Geçmiş yıllarda non-Hodgkin lenfomalari sınıflandırmak amacıyla, tümörün morfolojik ve histolojik özelliklerine göre, düşük, orta ve yüksek dereceli olarak üçe ayıran Working formülasyonu kullanılırken, günümüzde, morfolojik, immunofenotipik, genotipik ve klinik özelliklerinde kullanıldığı REAL sınıflama sistemi (The Revised European-American Clasification of Lymphoid Neoplasms) daha geçerli bulunmaktadır (8). Bu yeni sisteme göre de olgular patolojik malignite kriterlerine göre düşük (indolent), yüksek (agressive) ve çok yüksek derece (highly agressive) olarak 3 ana gruba ve diğer histopatolojik özelliklerine göre alt tiplerine ayrılmıştır.Orbita ve adneks lenfomalarinin çoğunun düşük dereceli gruplara dahil olduğu bildirilmiştir (18,19). çalışmamızda histopatolojik olarak en sık MALT lenfoma da denilen marjinal zon lenfoma, ikinci sıklıkta ise diffüz büyük hücreli B lenfoma türleri tespit edilmiştir. Olgularimizin 14'ü düşük dereceli, 6'si yüksek dereceli ve 1'i çok yüksek dereceli lenfoma grubundandir. Mukozal orijinli lenfositlerden oluşan MALT (Mucosa associated lymphoid tissue) lenfomalar, oküler adneks, meme, prostat, bronslar, mide-barsak ve genitoüriner sistemde daha sık görülürler (17).

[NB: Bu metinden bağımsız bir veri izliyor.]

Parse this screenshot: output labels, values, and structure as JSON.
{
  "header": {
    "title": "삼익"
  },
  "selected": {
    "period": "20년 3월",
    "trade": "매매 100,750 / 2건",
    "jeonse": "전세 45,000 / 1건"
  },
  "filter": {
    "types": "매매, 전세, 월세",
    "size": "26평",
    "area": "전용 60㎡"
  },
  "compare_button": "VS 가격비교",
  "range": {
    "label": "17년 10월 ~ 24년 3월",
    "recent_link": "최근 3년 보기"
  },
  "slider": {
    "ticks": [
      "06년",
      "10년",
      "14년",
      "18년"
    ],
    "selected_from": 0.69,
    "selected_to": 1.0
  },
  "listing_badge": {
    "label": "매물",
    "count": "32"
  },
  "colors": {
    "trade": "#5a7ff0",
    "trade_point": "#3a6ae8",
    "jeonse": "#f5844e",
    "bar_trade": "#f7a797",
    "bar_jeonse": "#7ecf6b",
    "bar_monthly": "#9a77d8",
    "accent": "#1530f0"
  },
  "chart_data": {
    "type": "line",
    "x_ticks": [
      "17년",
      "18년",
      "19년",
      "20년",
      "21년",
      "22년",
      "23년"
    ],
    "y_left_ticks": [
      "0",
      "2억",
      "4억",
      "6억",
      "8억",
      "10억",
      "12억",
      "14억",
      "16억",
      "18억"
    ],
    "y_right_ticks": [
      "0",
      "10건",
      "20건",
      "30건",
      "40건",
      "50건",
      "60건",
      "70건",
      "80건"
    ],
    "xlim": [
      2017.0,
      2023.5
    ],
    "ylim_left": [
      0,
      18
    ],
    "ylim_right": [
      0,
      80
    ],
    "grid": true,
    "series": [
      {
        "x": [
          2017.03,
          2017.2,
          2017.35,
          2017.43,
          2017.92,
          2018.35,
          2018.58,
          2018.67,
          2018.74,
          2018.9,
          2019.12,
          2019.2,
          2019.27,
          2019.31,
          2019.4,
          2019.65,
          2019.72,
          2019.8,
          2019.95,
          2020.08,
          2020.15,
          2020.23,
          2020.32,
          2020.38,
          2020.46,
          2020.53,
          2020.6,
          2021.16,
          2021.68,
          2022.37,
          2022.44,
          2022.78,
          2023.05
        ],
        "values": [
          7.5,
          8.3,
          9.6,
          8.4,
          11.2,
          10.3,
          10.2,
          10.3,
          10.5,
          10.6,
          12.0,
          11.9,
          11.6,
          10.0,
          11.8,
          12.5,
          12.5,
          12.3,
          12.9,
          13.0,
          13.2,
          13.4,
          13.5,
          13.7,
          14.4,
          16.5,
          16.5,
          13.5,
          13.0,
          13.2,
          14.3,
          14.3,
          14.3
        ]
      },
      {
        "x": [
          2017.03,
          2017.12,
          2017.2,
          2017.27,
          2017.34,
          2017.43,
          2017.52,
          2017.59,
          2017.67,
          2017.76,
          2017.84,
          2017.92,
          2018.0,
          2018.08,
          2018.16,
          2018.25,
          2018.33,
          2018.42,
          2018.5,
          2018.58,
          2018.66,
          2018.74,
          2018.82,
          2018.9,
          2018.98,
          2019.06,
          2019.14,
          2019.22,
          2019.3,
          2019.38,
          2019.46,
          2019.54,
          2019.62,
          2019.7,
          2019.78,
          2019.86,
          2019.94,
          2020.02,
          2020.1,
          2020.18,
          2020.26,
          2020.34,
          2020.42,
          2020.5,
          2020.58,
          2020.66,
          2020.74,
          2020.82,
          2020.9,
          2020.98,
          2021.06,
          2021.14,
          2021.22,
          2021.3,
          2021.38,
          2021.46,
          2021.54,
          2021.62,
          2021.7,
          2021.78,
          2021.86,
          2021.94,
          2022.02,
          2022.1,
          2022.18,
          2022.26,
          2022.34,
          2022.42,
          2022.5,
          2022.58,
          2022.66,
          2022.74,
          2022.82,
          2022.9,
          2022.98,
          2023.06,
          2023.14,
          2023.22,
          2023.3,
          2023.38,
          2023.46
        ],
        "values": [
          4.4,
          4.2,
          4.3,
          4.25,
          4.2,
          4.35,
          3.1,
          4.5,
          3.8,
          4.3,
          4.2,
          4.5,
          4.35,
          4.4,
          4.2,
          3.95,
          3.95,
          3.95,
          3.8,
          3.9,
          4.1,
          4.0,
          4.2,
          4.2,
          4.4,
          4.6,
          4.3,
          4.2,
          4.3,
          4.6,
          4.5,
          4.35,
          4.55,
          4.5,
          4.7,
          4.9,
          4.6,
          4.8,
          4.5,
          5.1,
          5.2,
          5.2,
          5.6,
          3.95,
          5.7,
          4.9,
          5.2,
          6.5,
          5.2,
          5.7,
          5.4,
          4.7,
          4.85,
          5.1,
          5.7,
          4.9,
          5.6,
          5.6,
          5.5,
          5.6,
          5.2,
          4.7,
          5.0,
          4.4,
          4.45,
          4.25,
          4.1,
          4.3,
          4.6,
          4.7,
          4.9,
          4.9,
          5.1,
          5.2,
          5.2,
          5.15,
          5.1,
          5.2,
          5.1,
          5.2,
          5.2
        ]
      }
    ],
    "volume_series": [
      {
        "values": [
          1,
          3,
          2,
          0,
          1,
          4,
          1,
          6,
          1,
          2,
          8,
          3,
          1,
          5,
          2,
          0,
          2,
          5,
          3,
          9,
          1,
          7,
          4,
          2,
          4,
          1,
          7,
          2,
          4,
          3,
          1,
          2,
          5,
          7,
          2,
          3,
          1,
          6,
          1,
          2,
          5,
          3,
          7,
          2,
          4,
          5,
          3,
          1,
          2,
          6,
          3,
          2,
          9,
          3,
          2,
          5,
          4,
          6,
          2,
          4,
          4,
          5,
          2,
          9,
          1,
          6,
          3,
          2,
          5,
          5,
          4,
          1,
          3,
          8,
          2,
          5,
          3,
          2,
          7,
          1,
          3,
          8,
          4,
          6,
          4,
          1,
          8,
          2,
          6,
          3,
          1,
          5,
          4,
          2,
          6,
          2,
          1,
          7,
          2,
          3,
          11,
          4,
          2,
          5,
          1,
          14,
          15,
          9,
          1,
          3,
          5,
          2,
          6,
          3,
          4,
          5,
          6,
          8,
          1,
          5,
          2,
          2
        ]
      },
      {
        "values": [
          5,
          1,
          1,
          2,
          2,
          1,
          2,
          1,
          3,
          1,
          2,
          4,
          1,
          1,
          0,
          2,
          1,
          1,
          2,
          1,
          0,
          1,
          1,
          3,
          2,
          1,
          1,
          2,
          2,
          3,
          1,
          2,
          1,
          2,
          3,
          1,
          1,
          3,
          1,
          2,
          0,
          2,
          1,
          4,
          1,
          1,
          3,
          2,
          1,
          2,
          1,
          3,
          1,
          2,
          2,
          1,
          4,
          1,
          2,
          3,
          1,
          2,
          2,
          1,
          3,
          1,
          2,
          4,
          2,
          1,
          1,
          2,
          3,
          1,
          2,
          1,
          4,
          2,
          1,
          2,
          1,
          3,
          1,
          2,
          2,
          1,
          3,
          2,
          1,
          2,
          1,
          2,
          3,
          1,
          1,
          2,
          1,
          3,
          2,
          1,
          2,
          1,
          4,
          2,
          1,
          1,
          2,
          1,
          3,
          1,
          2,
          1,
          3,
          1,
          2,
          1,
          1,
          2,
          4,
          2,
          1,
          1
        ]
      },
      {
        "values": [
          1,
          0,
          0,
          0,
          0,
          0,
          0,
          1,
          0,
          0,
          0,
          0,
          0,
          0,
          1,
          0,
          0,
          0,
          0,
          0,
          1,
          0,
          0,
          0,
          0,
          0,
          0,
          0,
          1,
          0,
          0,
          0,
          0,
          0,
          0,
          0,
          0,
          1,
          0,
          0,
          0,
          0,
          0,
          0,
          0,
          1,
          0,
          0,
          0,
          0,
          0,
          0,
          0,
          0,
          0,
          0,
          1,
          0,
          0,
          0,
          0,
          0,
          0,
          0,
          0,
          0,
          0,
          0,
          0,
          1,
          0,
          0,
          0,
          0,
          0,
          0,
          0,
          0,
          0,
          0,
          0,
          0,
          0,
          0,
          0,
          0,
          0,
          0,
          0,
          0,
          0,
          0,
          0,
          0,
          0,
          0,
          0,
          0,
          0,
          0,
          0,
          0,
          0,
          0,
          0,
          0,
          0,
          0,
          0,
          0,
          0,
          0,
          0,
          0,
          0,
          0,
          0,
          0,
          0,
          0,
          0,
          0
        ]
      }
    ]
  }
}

Sonuç olarak, orbita ve adneks lenfomalari, nadir olmayan ve kitlenin yerleşim yerine göre değişik bulgularla karşımıza çıkabilen bir hastalık grubudur. Hastaların klinik ve radyolojik bulguları dikkatlice değerlendirilerek tanı biyopsi ile dogrulanmali ve tüm hastalar mutlaka sistemik olarak incelenmelidir. Kapak ve konjonktiva lenfomalarinda daha az olmakla birlikte, her hastada sistemik yayılım riski akılda tutulmalıdır. Ilk taramalarda sistemik patoloji tespit edilmese bile bu hastalar belli aralıklarla sistemik açıdan yeniden değerlendirilmeli, olgular multidisipliner bir yaklaşımla ele alınmalıdır.